Palate: Dry, furiously oaky and sharp. Some brine and olives, more vanillas, ripe red cherries, a flirt of caramel, and then a barrage of dark fruit, esters and licorice lands on you with the solidity of an Egyptian pyramid block. Gotta be honest though, even with all the fruity stuff, that oak is more dominant than usual here. Water helps, and mutes that oak knife, allowing more tars and some floor wax to take their usual central role.

Finish: Long, pungent, hot. Some coffee, licorice, sweeter fruits, more tannins (better controlled than on the tongue). Not entirely dry, but not lusciously damp either.

Thoughts: Kinda conflicted on this one. Started out great then got hijacked in mid-palate by tenacious oaken flavours which, however tamed, still were too obvious. Not one of the worst Caronis, but not one of the best either. No matter, I still enjoyed what I got.

Review by "Serge" Score: 84

This is heavy style Caroni, and it is a large vatting of 22 drums. Remember a drum typically contains 650 litres. Colour: reddish coffee.

Nose: It’s heavy, but not that heavy. Certainly fruitier and oakier than the Long Pond, less phenolic, more on classic high esters. A bag of liquorice allsorts, some polished rosewood, strawberry jam, and only in the background, some seawater, brine and olives. Little tar that I can get so far. With water: can you age strawberry jam in oak? I guess you can… Some sappy tones as well. High oak extraction.

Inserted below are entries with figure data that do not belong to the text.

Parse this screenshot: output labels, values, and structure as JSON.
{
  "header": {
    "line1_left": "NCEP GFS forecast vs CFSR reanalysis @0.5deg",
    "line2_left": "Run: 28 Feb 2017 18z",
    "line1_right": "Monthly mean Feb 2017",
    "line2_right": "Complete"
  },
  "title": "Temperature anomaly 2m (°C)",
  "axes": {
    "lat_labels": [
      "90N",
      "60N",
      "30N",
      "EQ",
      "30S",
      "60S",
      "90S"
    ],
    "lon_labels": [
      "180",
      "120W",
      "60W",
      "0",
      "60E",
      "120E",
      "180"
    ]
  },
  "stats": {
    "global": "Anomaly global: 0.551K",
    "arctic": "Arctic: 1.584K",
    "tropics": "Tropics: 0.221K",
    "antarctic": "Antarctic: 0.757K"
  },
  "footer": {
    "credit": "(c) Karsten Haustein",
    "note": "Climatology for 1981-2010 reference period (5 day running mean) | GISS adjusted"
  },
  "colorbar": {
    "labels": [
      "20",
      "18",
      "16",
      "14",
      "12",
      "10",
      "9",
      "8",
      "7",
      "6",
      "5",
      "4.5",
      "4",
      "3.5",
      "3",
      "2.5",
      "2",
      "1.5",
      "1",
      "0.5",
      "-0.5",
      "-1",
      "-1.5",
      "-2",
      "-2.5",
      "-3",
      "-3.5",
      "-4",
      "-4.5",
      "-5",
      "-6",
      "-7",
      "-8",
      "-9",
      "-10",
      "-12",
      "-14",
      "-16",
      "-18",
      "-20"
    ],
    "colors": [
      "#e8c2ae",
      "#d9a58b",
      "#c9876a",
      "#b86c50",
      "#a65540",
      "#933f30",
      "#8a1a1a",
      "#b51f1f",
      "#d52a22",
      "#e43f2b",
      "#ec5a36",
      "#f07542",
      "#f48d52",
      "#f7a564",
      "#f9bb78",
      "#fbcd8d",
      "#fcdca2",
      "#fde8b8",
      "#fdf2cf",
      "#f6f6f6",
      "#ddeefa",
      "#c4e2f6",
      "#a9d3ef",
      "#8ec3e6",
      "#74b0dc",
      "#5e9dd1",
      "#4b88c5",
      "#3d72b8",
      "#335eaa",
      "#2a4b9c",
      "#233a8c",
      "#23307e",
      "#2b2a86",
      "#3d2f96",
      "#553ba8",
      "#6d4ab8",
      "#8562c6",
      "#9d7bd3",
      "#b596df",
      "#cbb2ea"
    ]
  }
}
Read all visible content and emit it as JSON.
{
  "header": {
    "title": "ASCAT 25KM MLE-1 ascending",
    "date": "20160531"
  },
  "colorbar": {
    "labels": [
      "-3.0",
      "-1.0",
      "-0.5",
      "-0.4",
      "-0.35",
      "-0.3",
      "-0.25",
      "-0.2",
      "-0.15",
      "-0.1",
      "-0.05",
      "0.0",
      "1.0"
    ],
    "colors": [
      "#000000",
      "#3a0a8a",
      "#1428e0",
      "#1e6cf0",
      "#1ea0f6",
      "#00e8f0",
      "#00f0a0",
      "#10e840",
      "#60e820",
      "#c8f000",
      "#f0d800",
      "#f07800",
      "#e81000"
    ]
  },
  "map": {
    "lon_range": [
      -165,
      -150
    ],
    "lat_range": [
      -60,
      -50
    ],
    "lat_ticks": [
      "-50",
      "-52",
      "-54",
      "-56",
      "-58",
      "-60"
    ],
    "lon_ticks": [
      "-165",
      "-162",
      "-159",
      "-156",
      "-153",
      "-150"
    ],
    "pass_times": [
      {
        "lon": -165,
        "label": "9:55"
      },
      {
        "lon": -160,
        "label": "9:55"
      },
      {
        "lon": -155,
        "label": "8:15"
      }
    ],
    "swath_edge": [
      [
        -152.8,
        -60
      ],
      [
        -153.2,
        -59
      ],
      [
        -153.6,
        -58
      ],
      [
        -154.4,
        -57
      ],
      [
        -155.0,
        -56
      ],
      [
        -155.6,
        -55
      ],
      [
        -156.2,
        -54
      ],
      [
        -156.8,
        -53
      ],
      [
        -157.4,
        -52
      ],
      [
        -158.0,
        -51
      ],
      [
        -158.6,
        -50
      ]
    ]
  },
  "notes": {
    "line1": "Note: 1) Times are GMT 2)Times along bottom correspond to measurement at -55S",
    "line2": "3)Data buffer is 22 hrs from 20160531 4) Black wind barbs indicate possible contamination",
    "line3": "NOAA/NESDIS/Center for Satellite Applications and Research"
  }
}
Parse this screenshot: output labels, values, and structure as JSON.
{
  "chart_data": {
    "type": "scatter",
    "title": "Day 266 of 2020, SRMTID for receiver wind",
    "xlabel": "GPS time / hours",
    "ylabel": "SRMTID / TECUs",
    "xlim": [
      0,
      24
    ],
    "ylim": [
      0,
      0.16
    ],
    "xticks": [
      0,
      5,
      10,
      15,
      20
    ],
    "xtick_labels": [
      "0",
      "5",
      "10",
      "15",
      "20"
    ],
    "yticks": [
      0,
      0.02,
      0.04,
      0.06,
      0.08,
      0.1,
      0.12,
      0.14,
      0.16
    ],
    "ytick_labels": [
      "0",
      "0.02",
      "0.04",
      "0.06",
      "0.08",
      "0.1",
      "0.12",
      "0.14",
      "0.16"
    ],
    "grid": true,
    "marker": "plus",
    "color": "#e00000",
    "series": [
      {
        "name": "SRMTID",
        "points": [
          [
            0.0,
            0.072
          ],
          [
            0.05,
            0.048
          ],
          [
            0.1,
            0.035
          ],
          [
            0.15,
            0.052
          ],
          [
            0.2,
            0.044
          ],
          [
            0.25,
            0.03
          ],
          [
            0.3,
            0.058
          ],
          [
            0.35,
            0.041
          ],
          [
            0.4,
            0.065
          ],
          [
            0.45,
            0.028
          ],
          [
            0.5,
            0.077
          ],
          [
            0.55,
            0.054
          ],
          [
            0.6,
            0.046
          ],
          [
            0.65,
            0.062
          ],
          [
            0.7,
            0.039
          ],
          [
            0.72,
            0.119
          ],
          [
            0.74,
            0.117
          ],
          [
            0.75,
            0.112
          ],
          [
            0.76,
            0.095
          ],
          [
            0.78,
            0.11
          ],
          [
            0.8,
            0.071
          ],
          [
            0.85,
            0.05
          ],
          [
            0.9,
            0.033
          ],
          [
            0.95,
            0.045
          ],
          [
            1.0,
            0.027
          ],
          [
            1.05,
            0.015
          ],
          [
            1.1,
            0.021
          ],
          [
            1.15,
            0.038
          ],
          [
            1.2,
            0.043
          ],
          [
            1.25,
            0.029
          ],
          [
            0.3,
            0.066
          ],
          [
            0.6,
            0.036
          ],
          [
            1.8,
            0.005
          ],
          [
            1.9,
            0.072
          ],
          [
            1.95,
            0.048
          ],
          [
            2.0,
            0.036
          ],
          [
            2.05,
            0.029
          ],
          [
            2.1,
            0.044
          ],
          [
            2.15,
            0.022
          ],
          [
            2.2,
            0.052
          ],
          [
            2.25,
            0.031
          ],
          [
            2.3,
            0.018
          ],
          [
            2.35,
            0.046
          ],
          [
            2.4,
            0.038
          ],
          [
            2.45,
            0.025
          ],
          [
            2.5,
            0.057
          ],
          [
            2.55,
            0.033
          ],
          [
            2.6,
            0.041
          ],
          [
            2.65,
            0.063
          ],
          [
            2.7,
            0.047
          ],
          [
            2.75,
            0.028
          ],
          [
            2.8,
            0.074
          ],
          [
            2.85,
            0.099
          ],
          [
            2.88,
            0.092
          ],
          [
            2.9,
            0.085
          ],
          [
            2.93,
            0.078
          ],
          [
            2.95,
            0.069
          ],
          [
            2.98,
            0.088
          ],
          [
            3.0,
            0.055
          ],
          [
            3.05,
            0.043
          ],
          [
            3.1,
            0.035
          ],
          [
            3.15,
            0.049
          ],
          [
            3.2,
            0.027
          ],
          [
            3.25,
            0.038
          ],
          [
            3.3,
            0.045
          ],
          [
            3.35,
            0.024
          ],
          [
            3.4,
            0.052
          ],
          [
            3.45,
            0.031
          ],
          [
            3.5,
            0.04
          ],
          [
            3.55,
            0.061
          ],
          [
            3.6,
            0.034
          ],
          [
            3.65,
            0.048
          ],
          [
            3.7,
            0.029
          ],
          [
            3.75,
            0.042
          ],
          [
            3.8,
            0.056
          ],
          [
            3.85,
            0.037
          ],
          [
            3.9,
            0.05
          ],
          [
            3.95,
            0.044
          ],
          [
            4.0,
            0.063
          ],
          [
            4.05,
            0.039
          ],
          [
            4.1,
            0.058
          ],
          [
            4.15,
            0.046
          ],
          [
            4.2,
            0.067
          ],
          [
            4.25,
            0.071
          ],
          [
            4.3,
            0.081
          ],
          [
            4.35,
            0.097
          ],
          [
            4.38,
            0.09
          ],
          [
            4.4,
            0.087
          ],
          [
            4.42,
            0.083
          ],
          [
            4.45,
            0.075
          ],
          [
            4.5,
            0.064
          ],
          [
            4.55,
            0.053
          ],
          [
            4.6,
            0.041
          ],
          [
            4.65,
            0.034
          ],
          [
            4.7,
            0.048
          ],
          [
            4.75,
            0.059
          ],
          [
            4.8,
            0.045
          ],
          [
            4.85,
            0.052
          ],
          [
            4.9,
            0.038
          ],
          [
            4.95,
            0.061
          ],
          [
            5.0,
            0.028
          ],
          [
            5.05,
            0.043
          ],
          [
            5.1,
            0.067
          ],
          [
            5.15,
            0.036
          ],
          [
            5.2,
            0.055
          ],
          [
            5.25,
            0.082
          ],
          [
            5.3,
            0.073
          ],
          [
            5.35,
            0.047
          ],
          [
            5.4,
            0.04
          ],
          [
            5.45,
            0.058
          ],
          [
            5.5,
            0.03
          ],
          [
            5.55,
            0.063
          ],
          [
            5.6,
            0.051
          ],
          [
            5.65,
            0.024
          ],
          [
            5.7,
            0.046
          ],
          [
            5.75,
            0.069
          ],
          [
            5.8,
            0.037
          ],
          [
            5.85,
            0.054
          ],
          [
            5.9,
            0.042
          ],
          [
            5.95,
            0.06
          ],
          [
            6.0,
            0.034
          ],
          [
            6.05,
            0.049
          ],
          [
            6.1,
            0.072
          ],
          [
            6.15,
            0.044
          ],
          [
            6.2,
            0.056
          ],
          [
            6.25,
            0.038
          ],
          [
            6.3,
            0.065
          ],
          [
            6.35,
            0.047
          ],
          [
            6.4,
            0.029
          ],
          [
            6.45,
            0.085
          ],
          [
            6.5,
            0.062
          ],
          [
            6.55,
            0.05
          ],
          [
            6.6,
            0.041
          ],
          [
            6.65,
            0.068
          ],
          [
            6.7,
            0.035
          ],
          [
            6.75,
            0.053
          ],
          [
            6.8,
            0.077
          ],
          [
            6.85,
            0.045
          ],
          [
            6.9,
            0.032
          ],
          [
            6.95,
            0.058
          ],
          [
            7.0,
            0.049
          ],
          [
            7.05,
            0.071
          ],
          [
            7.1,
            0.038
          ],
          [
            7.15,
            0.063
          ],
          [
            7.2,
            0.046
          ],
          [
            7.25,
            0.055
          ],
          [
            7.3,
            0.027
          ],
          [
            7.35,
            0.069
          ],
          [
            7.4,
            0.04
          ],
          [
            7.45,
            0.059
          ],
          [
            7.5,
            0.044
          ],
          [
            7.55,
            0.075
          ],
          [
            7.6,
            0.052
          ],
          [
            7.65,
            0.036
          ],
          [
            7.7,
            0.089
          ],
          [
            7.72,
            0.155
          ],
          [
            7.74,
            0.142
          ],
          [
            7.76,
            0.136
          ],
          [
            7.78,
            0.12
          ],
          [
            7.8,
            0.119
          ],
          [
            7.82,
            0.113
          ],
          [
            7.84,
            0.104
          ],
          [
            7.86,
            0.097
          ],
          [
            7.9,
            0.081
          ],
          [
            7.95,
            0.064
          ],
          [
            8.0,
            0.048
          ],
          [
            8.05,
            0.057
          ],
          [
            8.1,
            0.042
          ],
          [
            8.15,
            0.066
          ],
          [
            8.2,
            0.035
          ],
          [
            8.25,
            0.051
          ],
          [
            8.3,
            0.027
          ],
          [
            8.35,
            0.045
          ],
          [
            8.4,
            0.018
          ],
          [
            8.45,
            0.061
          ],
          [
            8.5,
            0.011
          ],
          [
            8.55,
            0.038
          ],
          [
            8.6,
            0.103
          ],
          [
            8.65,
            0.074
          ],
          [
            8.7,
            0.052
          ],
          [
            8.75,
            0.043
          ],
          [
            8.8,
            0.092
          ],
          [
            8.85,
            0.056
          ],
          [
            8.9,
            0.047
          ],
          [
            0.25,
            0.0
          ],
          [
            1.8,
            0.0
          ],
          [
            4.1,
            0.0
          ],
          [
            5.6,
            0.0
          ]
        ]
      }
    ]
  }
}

Palate: Lots of oak and menthol! Bites you a bit, I have to say. A lot of quince jelly too, which I love, but the oak really is massive. You have the impression of quaffing walnut stain, in a way. With water: much, much better. The oak remains there and keeps biting you a bit, but the expected notes of tar, olives and polish manage to come through.

Finish: Very long, oaky, mentholy, with drops of salted Grand-Marnier.

Thoughts: Another one that takes your tongue hostage if you’re not careful, but water helps loosening up the ties.

Review by "Marco" Score: 92

Another rum from the closed Caroni distillery of Trinidad. In a few years Trinidad will be as good as dead, when it comes to decent rum bottlings. This bottling consisted of 6600 bottles. That's quite a lot. Colour: Very dark amber.

Nose: Strong flowers and tar, interwoven with an adhesive aroma are dominating the nose. Fine vanilla and herbs are also perceptible. Regarding fruits I only recognize mangoes and papayas garnished with butter. The alcohol stings slightly in the nose. Deep in the glass: toffee, caramel sweet, faintly banana and oak interwoven with tar. A very mature and serious (heavy) Caroni. With water there are now clearly spices besides the flowers and tar. The alcohol burns only discreetly in the nose. The rum has been tamed. I smell star anise and cloves. In addition there are oak, old leather, caramel and toffee. The nose is now slightly sweet. On fruits I smell only some faint ripe bananas and papayas.

Palate: At first a light sweetness mixed with a slight acidity. The rum is burning on the tongue. Then currants, tar, flowers and oak flavors. The rum loses enormously of his power after some time in the mouth. The flowers and tae flavours are becoming more stronger. The sweetness diminishes and disappears gradually. I taste and star anise, bitter herbs, sweet toffee, caramel and leather. The Rum tastes even after more than a minute in the mouth of flowers and tar flavours. Weak nuances of apricots. With water sweet flowers and tar flavours are rushing over the palate. The alcohol burns now very gently in the mouth. Currants, apricots, sweet toffee and caramel come are gradually appearing. The fruit is now a bit more present on the palate. Barrel aromas such as oak, old leather, star anise and cloves. The sweetness and the fruit disappear after a short time and the tar flavours are getting stronger.

Finish: Flowers and tar flavours form the beginning. There are also bitter herbs, toffee and caramel. Tar and flowers stay long on your palate. Of fruits you can taste only briefly some apricots and bananas. With water strong flavours of tar at the beginning. Then flowers and oak flavours with minimal bitterness from the barrel. Again, I taste apricots.

Thoughts: A "fresh and dirty" Caroni, who plays in the "Upper League". I will definitely remember this one when all Caroni bottlings are gone forever. The current state of the rum industry of Trinidad is only to be morne. What a shame.